Use this service principal to set up the following secrets in your GitHub repository:

  • AZURE_CREDENTIALS: The JSON output of the az ad sp create-for-rbac command.
  • AZURE_SUBSCRIPTION_ID: The subscription ID of your Azure subscription.

Setup secrets

We are using different secrets in our workflow: Secrets in GitHub are encrypted and allow you to store sensitive information such as passwords or API keys, and use them in your workflows using the ${{ secrets.MY_SECRET }} syntax.

In GitHub, secrets can be defined at three different levels:

  • Repository level: secrets defined at the repository level are available in all workflows of the repository.

  • Organization level: secrets defined at the organization level are available in all workflows of the GitHub organization.

  • Environment level: secrets defined at the environment level are available only in workflows referencing the specified environment.

For this refernence implementation, we’ll define our secrets at the repository level. To do so, go to the Settings tab of your repository, and select Secrets then Actions under it, in the left menu.

Note
The GitHub Actions pipelines are currently configured to deploy the Terraform Mission Enclave Landing Zone deployments located in the infrastructure/terraform.

GitHub Actions pipelines are located in the .github/workflows directory of the repository.
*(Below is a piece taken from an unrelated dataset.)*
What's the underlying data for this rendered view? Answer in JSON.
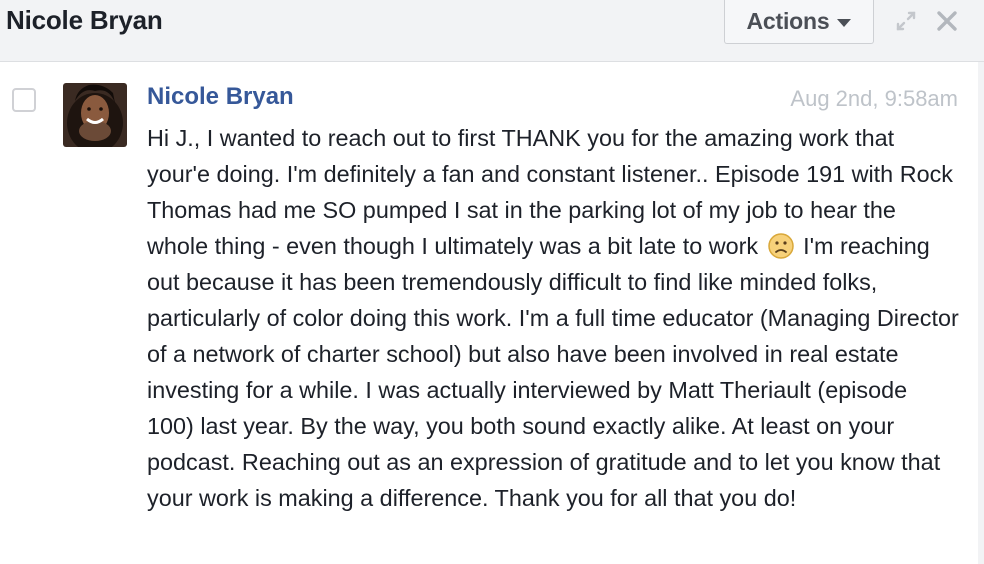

  1. Configure your GitHub Actions Secrets

    • In your forked repository, navigate to Settings > Secrets and variables > Actions.
    • Create the following secrets:
    Secret Name Description Example Value
    AZURE_AD_CLIENT_ID GUID value for the Client ID of the service principal to authenticate with 00000000-0000-0000-0000-000000000000
    subscription_id_hub [Required] GUID value for the Hub Subscription ID to deploy resources to 00000000-0000-0000-0000-000000000000
    subscription_id_identity [Optional] GUID value for the Identity Subscription ID to deploy resources to. This is used in Multi-Subscription deployment 00000000-0000-0000-0000-000000000000
    subscription_id_operations [Optional] GUID value for the Operations Subscription ID to deploy resources to. This is used in Multi-Subscription deployment 00000000-0000-0000-0000-000000000000
    subscription_id_devsecops [Optional] GUID value for the DevSecOps Subscription ID to deploy resources to. This is used in Multi-Subscription deployment 00000000-0000-0000-0000-000000000000
    AZURE_AD_TENANT_ID [Optional] GUID value for the Tenant ID of the service principal to authenticate with 00000000-0000-0000-0000-000000000000
    AZURE_AD_CLIENT_SECRET Secret value for the Service Principal to authenticate with asdf1234567
    AZURE_TF_STATE_RESOURCE_GROUP_NAME [Optional] For Terraform only: override value to configure the remote state resource group name rg-terraform-state
    AZURE_TF_STATE_STORAGE_ACCOUNT_NAME [Optional] For Terraform only: override value to configure the remote state storage account name tfstate
    AZURE_TF_STATE_STORAGE_CONTAINER_NAME [Optional] For Terraform only: override value to configure the remote state storage container name tfstate
    VM_PASSWORD Password for the VM P@ssw0rd!
    ARM_ENVIRONMENT The Azure environment to deploy to public or usgovernment

Note: You can also use the https://cli.github.com/GitHub CLI to define your secrets, using the command gh secret set <MY_SECRET> -b"<SECRET_VALUE>" -R <repository_url>

Running the workflow

Once you have set up your secrets and modified the workflow files, you can now push your changes to the main branch of your repository. This will trigger the workflow and start the deployment process.